Using customized subset of features when growing tree for different depths
Hi,
I came across issue #3923 from 2018 while exploring ways to apply feature constraints based on tree depth. It appears this idea was discussed but never implemented.
To address this, I’ve implemented a simple version using a new parameter, depth_feature_sets, which defines allowed features at each depth as a list of lists. For example:
depth_feature_sets = [[1, 2, 3], [1, 2], [2, 3]]
This means:
- Depth 1: use features [f1, f2, f3]
- Depth 2: use [f1, f2]
- Depth 3: use [f2, f3]
- Depth > 3: unconstrained
The implementation is minimal and modeled after feature_interaction_constraints.
This feature is valuable when certain features dominate the model, suppressing others. In my case, while implementing a product recommendation system that would predict purchase propensity for any customer-product pair, user features overwhelmed product features. By constraining the final tree levels to only use product features, I restored model variability across products.
Would you be open to including this in the repo? I’m happy to clean up the implementation and open a PR.
Thanks!
Could you please help test the feature_weights as well, and see if it can achieve similar results?
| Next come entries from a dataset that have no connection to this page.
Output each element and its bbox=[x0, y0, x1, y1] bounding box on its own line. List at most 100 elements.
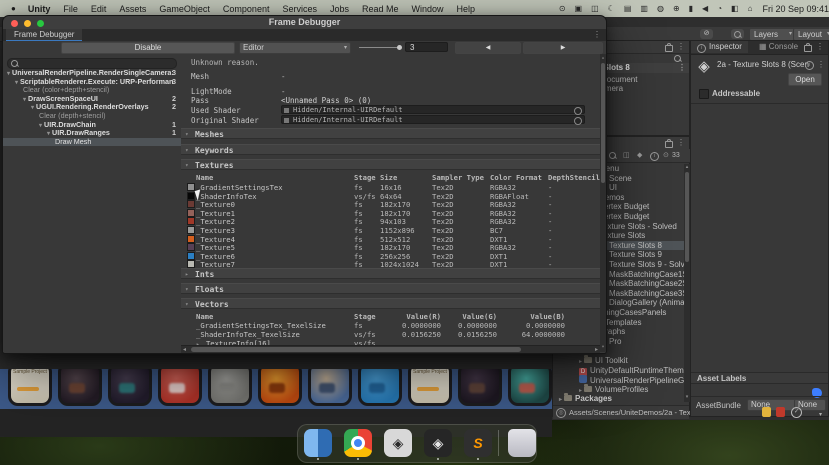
frame-number-field[interactable]: 3 bbox=[405, 42, 448, 52]
menu-services[interactable]: Services bbox=[282, 4, 317, 14]
lock-icon[interactable] bbox=[665, 43, 673, 52]
vector-row[interactable]: _ShaderInfoTex_TexelSize vs/fs 0.0156250 0.… bbox=[181, 330, 600, 339]
status-icon-10[interactable]: ◀ bbox=[702, 0, 708, 17]
eye-icon[interactable]: ⊙ bbox=[663, 151, 669, 159]
next-frame-button[interactable]: ▶ bbox=[523, 42, 603, 54]
asset-thumbnail-lava-texture[interactable] bbox=[258, 369, 302, 406]
texture-row[interactable]: _Texture2 fs 94x103 Tex2D RGBA32- bbox=[181, 216, 600, 226]
status-icon-9[interactable]: ▮ bbox=[689, 0, 693, 17]
error-icon[interactable] bbox=[776, 407, 785, 417]
dock-trash-icon[interactable] bbox=[508, 429, 536, 457]
project-item[interactable]: ▸ VolumeProfiles bbox=[553, 383, 684, 395]
vector-row[interactable]: _GradientSettingsTex_TexelSize fs 0.000000… bbox=[181, 321, 600, 330]
asset-thumbnail-fantasy-scene[interactable] bbox=[108, 369, 152, 406]
dock-chrome-icon[interactable] bbox=[344, 429, 372, 457]
menu-unity[interactable]: Unity bbox=[28, 4, 51, 14]
event-tree-row[interactable]: ▾ DrawScreenSpaceUI 2 bbox=[3, 95, 181, 104]
status-icon-7[interactable]: ◍ bbox=[657, 0, 664, 17]
details-vertical-scrollbar[interactable]: ▴ ▾ bbox=[600, 54, 606, 352]
asset-thumbnail-sample-project-card[interactable]: Sample Project bbox=[408, 369, 452, 406]
menu-window[interactable]: Window bbox=[412, 4, 444, 14]
section-keywords[interactable]: ▾ Keywords bbox=[181, 144, 600, 155]
event-search-input[interactable] bbox=[7, 58, 177, 69]
info-icon[interactable]: i bbox=[650, 152, 659, 161]
event-tree-row[interactable]: ▾ UIR.DrawRanges 1 bbox=[3, 129, 181, 138]
status-icon-6[interactable]: ▥ bbox=[640, 0, 648, 17]
section-textures[interactable]: ▾ Textures bbox=[181, 159, 600, 170]
prefab-icon[interactable]: ◫ bbox=[623, 151, 630, 159]
section-ints[interactable]: ▸ Ints bbox=[181, 268, 600, 279]
lock-icon[interactable] bbox=[804, 43, 812, 52]
asset-thumbnail-dark-scene-2[interactable] bbox=[458, 369, 502, 406]
asset-labels-header[interactable]: Asset Labels bbox=[691, 372, 828, 384]
warning-icon[interactable] bbox=[762, 407, 771, 417]
lock-icon[interactable] bbox=[665, 139, 673, 148]
menu-assets[interactable]: Assets bbox=[119, 4, 146, 14]
project-item[interactable]: ▸ Packages bbox=[553, 393, 684, 404]
project-item[interactable]: ▸ UI Toolkit bbox=[553, 355, 684, 366]
asset-thumbnail-cliff-texture[interactable] bbox=[208, 369, 252, 406]
kebab-menu-icon[interactable]: ⋮ bbox=[677, 42, 685, 51]
menu-gameobject[interactable]: GameObject bbox=[159, 4, 210, 14]
frame-slider[interactable] bbox=[359, 47, 399, 48]
apple-menu-icon[interactable]: ● bbox=[11, 4, 16, 13]
object-picker-icon[interactable] bbox=[574, 107, 582, 115]
texture-row[interactable]: _Texture5 fs 182x170 Tex2D RGBA32- bbox=[181, 242, 600, 252]
check-icon[interactable]: ✓ bbox=[791, 407, 802, 418]
tab-console[interactable]: ▦ Console bbox=[753, 41, 804, 53]
object-picker-icon[interactable] bbox=[574, 117, 582, 125]
dock-unity-icon[interactable]: ◈ bbox=[424, 429, 452, 457]
target-dropdown[interactable]: Editor ▾ bbox=[239, 42, 351, 54]
frame-debugger-titlebar[interactable]: Frame Debugger bbox=[3, 16, 606, 30]
section-meshes[interactable]: ▾ Meshes bbox=[181, 128, 600, 139]
event-tree-row[interactable]: ▾ UGUI.Rendering.RenderOverlays 2 bbox=[3, 103, 181, 112]
event-tree-row[interactable]: Clear (color+depth+stencil) bbox=[3, 86, 181, 95]
menu-read-me[interactable]: Read Me bbox=[362, 4, 399, 14]
menu-component[interactable]: Component bbox=[223, 4, 270, 14]
asset-thumbnail-blue-pattern[interactable] bbox=[358, 369, 402, 406]
dock-unity-hub-icon[interactable]: ◈ bbox=[384, 429, 412, 457]
project-item[interactable]: UniversalRenderPipelineGlobalSet bbox=[553, 375, 713, 385]
project-item[interactable]: D UnityDefaultRuntimeTheme bbox=[553, 366, 688, 376]
addressable-checkbox[interactable] bbox=[699, 89, 709, 99]
dock-sublime-icon[interactable]: S bbox=[464, 429, 492, 457]
asset-thumbnail-teal-character[interactable] bbox=[508, 369, 552, 406]
asset-thumbnail-red-grill-icon[interactable] bbox=[158, 369, 202, 406]
disable-button[interactable]: Disable bbox=[61, 42, 235, 54]
texture-row[interactable]: _Texture1 fs 182x170 Tex2D RGBA32- bbox=[181, 208, 600, 218]
event-tree-row[interactable]: ▾ UniversalRenderPipeline.RenderSingleCam… bbox=[3, 69, 181, 78]
asset-thumbnail-character-art[interactable] bbox=[308, 369, 352, 406]
menu-file[interactable]: File bbox=[63, 4, 78, 14]
texture-row[interactable]: _Texture7 fs 1024x1024 Tex2D DXT1- bbox=[181, 259, 600, 269]
prev-frame-button[interactable]: ◀ bbox=[455, 42, 521, 54]
kebab-menu-icon[interactable]: ⋮ bbox=[677, 138, 685, 147]
used-shader-field[interactable]: Hidden/Internal-UIRDefault bbox=[281, 105, 585, 115]
texture-row[interactable]: _ShaderInfoTex vs/fs 64x64 Tex2D RGBAFloat - bbox=[181, 191, 600, 201]
event-tree-row[interactable]: ▾ UIR.DrawChain 1 bbox=[3, 121, 181, 130]
kebab-menu-icon[interactable]: ⋮ bbox=[593, 30, 601, 39]
status-icon-11[interactable]: ◔ bbox=[717, 0, 722, 17]
texture-row[interactable]: _Texture0 fs 182x170 Tex2D RGBA32- bbox=[181, 199, 600, 209]
event-tree-row[interactable]: Draw Mesh bbox=[3, 137, 181, 147]
original-shader-field[interactable]: Hidden/Internal-UIRDefault bbox=[281, 115, 585, 125]
menu-jobs[interactable]: Jobs bbox=[330, 4, 349, 14]
search-icon[interactable] bbox=[731, 29, 744, 39]
section-floats[interactable]: ▾ Floats bbox=[181, 283, 600, 294]
event-tree-row[interactable]: ▾ ScriptableRenderer.Execute: URP-Perform… bbox=[3, 78, 181, 87]
menu-help[interactable]: Help bbox=[457, 4, 476, 14]
status-icon-12[interactable]: ◧ bbox=[731, 0, 739, 17]
tab-inspector[interactable]: i Inspector bbox=[691, 41, 748, 53]
section-vectors[interactable]: ▾ Vectors bbox=[181, 298, 600, 309]
info-icon[interactable]: i bbox=[805, 61, 814, 70]
collab-icon[interactable]: ⊘ bbox=[700, 29, 713, 39]
search-icon[interactable] bbox=[609, 152, 616, 159]
status-icon-5[interactable]: ▤ bbox=[624, 0, 632, 17]
texture-row[interactable]: _GradientSettingsTex fs 16x16 Tex2D RGBA32- bbox=[181, 182, 600, 192]
texture-row[interactable]: _Texture3 fs 1152x896 Tex2D BC7- bbox=[181, 225, 600, 235]
kebab-menu-icon[interactable]: ⋮ bbox=[817, 60, 825, 69]
event-tree-row[interactable]: Clear (depth+stencil) bbox=[3, 112, 181, 121]
texture-row[interactable]: _Texture4 fs 512x512 Tex2D DXT1- bbox=[181, 234, 600, 244]
asset-thumbnail-dark-scene[interactable] bbox=[58, 369, 102, 406]
dock-finder-icon[interactable] bbox=[304, 429, 332, 457]
status-icon-13[interactable]: ⌂ bbox=[748, 0, 753, 17]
Is that an already implemented feature that just needs testing? Is there some known issue with it or is it just a double check you are asking me?
I can check it out in case
It's already implemented and tested. I'm curious if you have tried it and whether it can help your use case.
ah yea that's a good idea, thank you ill give it a try
Hi @raff7 , any update?
Feel free to reopen if there's further information.